De hecho, todavía el 22 de julio de 1924, Unamuno seguía en Las Palmas esperando un barco que le transportara a Cherburgo, donde llegaría el 26 de julio después de hacer escala en Lisboa, rueda de prensa incluida. Su primer destino, cortesía de Dumay, es París, pero el contraste le resultó excesivo: «El hombre del vapor y la electricidad prefiere saber pronto a saber bien», había escrito en sus diarios, y en París todo era inmediatez, pretensión de grandeza, expectativas… No tardaría en marcharse a Hendaya con su buen amigo Eduardo Ortega y Gasset, hermano de José, su gran rival filosófico de la época. Allí, en su País Vasco, pasaría cinco años más, hasta la muerte de Primo de Rivera, momento en el que decidió volver a España.

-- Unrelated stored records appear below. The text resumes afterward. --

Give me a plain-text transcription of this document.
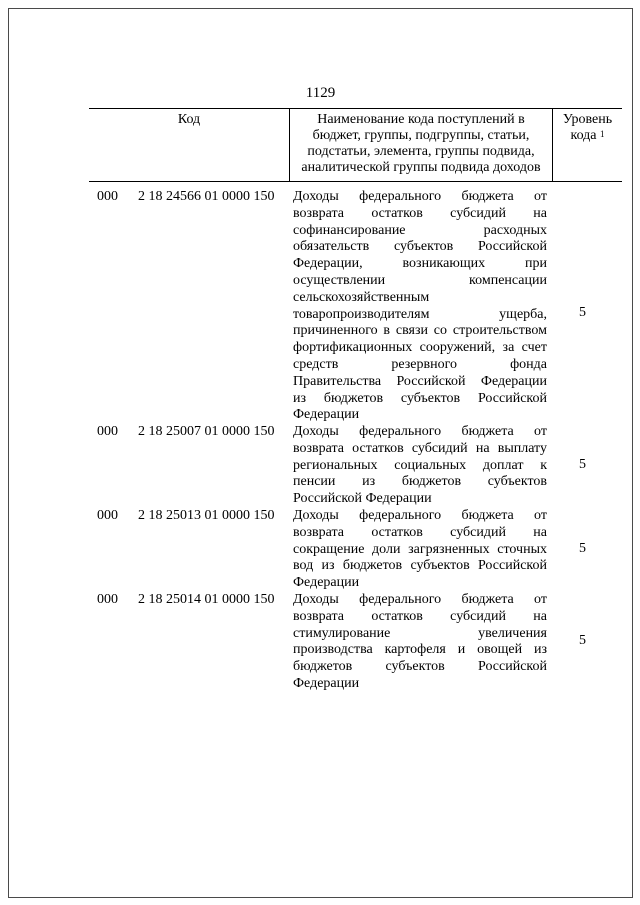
1129
Код	Наименование кода поступлений в
бюджет, группы, подгруппы, статьи,
подстатьи, элемента, группы подвида,
аналитической группы подвида доходов
Уровень
кода $^1$
000 2 18 24566 01 0000 150 Доходы федерального бюджета от
возврата остатков субсидий на
софинансирование расходных
обязательств субъектов Российской
Федерации, возникающих при
осуществлении компенсации
сельскохозяйственным
товаропроизводителям ущерба,
причиненного в связи со строительством
фортификационных сооружений, за счет
средств резервного фонда
Правительства Российской Федерации
из бюджетов субъектов Российской
Федерации
5
000 2 18 25007 01 0000 150 Доходы федерального бюджета от
возврата остатков субсидий на выплату
региональных социальных доплат к
пенсии из бюджетов субъектов
Российской Федерации
5
000 2 18 25013 01 0000 150 Доходы федерального бюджета от
возврата остатков субсидий на
сокращение доли загрязненных сточных
вод из бюджетов субъектов Российской
Федерации
5
000 2 18 25014 01 0000 150 Доходы федерального бюджета от
возврата остатков субсидий на
стимулирование увеличения
производства картофеля и овощей из
бюджетов субъектов Российской
Федерации
5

El resto es historia: en 1933, a los sesenta y ocho años, fue nombrado rector vitalicio de la Universidad de Salamanca. Apoyó a la República frente a la monarquía y apoyó a Franco frente a la República, convencido de que era precisamente la manera de salvarla. Curiosamente, el mismo error de Alfonso XIII. Puesto al tanto de las atrocidades del bando sublevado, Unamuno quedó en tierra de nadie, situación que se agravaría tras su disputa con Millán Astray en el paraninfo de la Universidad, con su famoso «Venceréis, pero no convenceréis».
Desde entonces, quedó recluido, ya anciano, en su domicilio. El 31 de diciembre de aquel mismo 1936 se acercó a visitarle y charlar con él el falangista Bartolomé Aragón. La conversación fue subiendo de tono y llegó un momento en el que el filósofo, apelando a la salvación de España, cayó fulminado por un infarto. Viéndose como único compañero y posible sospechoso, Aragón salió corriendo de la casa gritando: «Yo no lo he matado, yo no lo he matado».
Nadie tuvo dudas al respecto. Unamuno había dado suficientes muestras a lo largo de su vida de que la muerte —la última rendición, la definitiva— solo le llegaría cuando él así lo dispusiera.